Super Bowl Sunday is coming and pie-makers across the country are bracing for a pizza reaction.
Turns out this is one of the five big pizza days of the year. The other four? Halloween, the day before Thanksgiving, New Year’s Eve and New Year’s Day, says Jeremy White, editor-in-chief of the trade magazine Pizza Today.
All of which require some serious flour power. At the Papa John’s chain, officials expect to sell a million pizzas when the Steelers meet the Packers on Feb. 6, making it their biggest day of the year.
In preparation, the 3,200-restaurant chain will be shipping over 2 million pounds of cheese through its 10 distribution centers along with 350,000 pounds of pepperoni.
Adding a logistical assist is Manhattan Associates, which makes the software Papa John’s uses to coordinate shipping. The deliveries will involve 300,000 miles of travel, or 1.3 round trips to the moon, says Tony Thompson, president of Papa John’s Food Service.
Perhaps that’s why the moon hits your eye like a big pizza pie.
Why does pizza get such a big slice of the Super Bowl snack-verse?
“Pizza is a party food. It’s a communal food. It’s meant to be shared. It’s inexpensive and everyone likes it,” says White.
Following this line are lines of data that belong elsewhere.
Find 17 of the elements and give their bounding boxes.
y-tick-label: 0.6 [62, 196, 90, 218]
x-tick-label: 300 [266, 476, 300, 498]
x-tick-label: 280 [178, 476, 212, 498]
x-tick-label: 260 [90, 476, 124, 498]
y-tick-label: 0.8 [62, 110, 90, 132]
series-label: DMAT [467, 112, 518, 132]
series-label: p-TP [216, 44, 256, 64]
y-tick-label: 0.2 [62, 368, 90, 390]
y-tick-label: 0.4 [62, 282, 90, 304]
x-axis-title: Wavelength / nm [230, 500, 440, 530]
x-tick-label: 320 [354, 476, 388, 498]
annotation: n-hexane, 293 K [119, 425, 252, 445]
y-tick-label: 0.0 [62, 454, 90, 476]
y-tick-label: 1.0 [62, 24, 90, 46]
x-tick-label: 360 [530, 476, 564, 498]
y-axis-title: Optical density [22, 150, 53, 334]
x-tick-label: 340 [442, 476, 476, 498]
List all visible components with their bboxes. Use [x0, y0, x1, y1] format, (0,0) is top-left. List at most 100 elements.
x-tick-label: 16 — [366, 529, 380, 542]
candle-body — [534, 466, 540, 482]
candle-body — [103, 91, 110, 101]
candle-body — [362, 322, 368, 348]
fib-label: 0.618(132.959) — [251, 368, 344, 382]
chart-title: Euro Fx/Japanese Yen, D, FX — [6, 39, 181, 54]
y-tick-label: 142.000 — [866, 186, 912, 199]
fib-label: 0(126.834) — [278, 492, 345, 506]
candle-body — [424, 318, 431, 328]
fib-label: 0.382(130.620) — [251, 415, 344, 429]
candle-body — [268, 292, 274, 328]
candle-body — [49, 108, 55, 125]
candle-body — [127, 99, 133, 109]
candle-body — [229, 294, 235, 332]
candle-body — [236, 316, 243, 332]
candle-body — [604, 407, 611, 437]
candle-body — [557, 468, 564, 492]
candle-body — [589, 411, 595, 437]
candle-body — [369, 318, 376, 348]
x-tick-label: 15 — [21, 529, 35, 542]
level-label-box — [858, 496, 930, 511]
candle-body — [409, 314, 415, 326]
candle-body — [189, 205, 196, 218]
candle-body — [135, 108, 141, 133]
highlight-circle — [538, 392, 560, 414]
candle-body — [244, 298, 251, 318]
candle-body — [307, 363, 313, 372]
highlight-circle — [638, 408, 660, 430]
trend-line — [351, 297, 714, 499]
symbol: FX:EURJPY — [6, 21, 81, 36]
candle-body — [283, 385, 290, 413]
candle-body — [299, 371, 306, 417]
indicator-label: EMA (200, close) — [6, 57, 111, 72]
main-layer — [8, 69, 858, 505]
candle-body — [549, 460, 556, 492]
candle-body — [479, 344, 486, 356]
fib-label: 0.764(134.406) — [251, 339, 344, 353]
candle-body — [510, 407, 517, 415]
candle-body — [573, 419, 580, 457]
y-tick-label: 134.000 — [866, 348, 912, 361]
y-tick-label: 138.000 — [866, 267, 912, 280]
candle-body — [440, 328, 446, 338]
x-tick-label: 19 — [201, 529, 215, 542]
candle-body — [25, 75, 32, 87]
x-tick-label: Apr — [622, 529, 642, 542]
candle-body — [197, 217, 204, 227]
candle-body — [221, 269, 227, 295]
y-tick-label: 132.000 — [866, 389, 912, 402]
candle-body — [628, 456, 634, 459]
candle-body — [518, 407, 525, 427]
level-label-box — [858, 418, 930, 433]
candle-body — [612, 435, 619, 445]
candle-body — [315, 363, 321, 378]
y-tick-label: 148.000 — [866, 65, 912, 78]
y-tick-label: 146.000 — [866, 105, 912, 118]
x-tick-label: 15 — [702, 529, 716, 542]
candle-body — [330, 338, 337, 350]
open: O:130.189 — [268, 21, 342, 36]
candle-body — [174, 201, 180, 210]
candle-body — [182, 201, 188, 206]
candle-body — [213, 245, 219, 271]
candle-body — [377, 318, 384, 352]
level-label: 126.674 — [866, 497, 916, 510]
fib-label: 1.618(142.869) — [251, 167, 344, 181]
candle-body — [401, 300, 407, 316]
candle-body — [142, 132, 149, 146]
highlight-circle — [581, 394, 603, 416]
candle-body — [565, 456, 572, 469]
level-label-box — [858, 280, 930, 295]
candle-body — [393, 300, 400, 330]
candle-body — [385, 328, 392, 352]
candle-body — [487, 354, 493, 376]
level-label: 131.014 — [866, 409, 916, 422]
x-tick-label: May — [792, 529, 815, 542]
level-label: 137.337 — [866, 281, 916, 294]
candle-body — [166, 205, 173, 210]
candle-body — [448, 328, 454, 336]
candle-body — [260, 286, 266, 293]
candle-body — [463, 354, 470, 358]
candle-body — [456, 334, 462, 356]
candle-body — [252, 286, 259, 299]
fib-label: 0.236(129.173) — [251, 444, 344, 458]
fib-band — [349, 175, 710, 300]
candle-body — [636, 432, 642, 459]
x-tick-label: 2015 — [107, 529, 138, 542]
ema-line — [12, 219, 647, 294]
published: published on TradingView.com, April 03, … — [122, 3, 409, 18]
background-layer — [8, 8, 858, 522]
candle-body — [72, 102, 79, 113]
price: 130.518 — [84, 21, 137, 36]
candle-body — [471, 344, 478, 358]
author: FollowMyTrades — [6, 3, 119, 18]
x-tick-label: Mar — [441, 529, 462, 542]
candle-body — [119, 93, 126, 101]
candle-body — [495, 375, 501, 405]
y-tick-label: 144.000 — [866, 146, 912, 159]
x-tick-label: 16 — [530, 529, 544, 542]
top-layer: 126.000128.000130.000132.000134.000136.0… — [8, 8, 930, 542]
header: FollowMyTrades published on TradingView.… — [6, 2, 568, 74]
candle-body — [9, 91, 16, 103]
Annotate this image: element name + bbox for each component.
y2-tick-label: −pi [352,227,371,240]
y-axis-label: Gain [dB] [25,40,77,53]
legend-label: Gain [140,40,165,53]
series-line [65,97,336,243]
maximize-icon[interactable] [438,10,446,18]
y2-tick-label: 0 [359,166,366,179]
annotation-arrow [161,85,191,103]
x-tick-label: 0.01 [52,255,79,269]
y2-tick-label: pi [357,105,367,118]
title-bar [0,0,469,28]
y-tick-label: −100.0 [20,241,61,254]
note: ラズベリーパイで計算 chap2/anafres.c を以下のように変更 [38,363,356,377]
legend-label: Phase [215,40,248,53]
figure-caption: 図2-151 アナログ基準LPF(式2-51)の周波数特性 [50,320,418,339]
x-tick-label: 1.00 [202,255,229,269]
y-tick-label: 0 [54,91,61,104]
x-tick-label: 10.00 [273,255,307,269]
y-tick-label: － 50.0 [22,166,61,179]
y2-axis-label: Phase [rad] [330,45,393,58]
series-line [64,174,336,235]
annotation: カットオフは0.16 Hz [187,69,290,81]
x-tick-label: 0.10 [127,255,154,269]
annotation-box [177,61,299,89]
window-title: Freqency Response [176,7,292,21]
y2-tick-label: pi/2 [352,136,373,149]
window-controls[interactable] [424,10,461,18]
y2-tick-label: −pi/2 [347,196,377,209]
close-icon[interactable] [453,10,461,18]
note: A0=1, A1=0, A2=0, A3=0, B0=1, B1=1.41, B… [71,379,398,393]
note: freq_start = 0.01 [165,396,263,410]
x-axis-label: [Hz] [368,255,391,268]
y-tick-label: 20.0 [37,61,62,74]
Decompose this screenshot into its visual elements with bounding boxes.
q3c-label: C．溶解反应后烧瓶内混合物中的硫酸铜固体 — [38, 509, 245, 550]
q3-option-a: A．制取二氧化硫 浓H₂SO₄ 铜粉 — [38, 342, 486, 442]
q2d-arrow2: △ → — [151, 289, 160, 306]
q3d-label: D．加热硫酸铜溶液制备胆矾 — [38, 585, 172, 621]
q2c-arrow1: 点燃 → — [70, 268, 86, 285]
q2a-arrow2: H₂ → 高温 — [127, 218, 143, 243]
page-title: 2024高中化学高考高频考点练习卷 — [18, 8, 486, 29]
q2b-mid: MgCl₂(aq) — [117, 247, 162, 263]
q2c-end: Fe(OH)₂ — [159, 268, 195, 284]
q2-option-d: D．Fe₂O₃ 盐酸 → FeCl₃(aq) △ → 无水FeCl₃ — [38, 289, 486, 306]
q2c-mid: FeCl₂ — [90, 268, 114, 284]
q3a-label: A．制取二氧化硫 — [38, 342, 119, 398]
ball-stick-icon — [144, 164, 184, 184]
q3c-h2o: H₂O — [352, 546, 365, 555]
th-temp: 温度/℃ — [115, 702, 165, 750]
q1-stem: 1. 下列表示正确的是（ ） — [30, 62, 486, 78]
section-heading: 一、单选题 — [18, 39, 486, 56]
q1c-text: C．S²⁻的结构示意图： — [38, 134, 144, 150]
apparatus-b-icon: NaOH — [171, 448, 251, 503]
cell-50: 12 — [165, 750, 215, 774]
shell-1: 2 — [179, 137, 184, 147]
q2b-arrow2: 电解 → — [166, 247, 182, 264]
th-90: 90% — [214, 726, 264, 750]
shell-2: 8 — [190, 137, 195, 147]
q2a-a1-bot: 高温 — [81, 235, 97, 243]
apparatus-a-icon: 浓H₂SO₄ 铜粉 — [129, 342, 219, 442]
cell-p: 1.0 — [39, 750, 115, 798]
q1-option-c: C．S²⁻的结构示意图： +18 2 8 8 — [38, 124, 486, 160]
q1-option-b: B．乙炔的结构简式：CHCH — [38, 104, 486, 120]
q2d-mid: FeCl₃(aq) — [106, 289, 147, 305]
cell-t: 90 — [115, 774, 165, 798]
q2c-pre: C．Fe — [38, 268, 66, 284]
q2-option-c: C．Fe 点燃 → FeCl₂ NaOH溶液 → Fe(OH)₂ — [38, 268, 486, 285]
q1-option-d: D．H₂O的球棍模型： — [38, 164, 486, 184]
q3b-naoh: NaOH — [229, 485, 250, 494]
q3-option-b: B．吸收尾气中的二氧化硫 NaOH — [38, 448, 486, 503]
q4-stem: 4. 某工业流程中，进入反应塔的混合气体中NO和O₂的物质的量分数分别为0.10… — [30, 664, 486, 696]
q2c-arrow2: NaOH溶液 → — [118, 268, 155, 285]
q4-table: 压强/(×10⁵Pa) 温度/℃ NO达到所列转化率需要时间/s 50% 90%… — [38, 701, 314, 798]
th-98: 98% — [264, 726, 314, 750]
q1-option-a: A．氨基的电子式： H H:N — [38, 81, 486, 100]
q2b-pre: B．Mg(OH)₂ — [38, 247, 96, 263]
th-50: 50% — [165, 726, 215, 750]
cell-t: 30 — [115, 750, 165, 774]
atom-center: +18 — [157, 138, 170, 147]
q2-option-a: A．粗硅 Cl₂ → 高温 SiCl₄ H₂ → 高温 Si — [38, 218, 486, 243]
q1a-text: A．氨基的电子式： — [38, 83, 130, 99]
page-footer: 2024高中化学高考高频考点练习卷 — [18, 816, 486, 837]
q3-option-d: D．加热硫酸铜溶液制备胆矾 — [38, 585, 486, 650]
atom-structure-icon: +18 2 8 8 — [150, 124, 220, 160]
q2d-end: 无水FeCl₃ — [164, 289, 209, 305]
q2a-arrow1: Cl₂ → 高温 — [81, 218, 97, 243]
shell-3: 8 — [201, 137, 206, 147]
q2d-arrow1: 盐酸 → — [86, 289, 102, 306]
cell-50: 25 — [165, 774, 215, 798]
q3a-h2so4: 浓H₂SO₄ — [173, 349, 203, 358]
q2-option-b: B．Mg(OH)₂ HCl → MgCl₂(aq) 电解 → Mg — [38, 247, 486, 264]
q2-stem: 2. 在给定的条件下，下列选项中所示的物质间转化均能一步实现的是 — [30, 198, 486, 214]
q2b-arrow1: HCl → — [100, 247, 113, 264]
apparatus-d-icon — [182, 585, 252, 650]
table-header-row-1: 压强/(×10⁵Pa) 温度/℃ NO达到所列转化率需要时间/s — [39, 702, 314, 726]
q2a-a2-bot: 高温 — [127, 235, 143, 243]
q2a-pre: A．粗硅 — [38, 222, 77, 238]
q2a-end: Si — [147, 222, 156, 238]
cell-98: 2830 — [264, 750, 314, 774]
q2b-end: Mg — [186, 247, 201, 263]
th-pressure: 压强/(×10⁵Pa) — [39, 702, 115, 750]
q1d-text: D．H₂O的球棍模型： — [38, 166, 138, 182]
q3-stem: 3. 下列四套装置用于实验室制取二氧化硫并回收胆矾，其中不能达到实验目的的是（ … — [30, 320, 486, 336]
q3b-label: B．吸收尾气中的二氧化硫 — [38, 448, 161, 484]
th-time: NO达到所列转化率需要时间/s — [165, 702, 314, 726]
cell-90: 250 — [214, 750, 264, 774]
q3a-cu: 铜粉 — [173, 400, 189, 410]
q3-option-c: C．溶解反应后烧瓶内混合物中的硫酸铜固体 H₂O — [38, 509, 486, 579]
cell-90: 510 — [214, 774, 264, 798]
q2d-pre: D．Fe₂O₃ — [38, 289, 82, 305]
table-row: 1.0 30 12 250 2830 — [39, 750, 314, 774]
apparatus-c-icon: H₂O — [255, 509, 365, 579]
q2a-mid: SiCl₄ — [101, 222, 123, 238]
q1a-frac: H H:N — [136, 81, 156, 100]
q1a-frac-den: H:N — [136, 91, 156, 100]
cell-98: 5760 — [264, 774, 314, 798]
On average, pizzerias will see a boost of about 35 percent when the NFC and AFC battle it out, says White. And while recent years have seen a shift toward trendier toppings like sun-dried tomatoes and avocados, on Super Bowl Sunday old-school favorites like pepperoni and sausage tend to rule the day.
At the Domino’s Pizza chain, officials expect to deliver over 9 million slices of pizza on Super Bowl Sunday.
For sit-down pizza restaurants, Super Bowl isn’t so super, since diners are likely to be glued to their seats for three hours or more, says Tony Gemignani, who owns both take-out and eat-in pizza parlors in Northern California, including the well-known Tony’s Pizza Napoletana in San Francisco’s North Beach district and the new Pizza Rocks in Sacramento.
On the other hand, to-go and delivery pizza orders are much higher than normal.
Usually, the Super Bowl rush begins in the mid-afternoon and lasts through halftime. Wings also are a big item for football viewing parties, and he’ll be running specials at some locations to keep snackers satisfied.
“Between all four stores, we’ll do over 2,000 pizzas at least,” says Gemignani. “It’s a lot of pizza. It’s a lot of flour. It’s a lot of cheese.”
At Papa John’s, preparations for Super Bowl Sunday sales began in December, with contingency supply plans in place and hourly plans laid out.
“That afternoon, they’ve really got to make sure that the normal execution is taken up three levels,” says Thompson. That includes bringing on more drivers to make sure the last link in the chain, delivery, runs smoothly.
What are tips like on Super Bowl Sunday?
“Good,” Gemignani says with a laugh, “unless their team is losing.”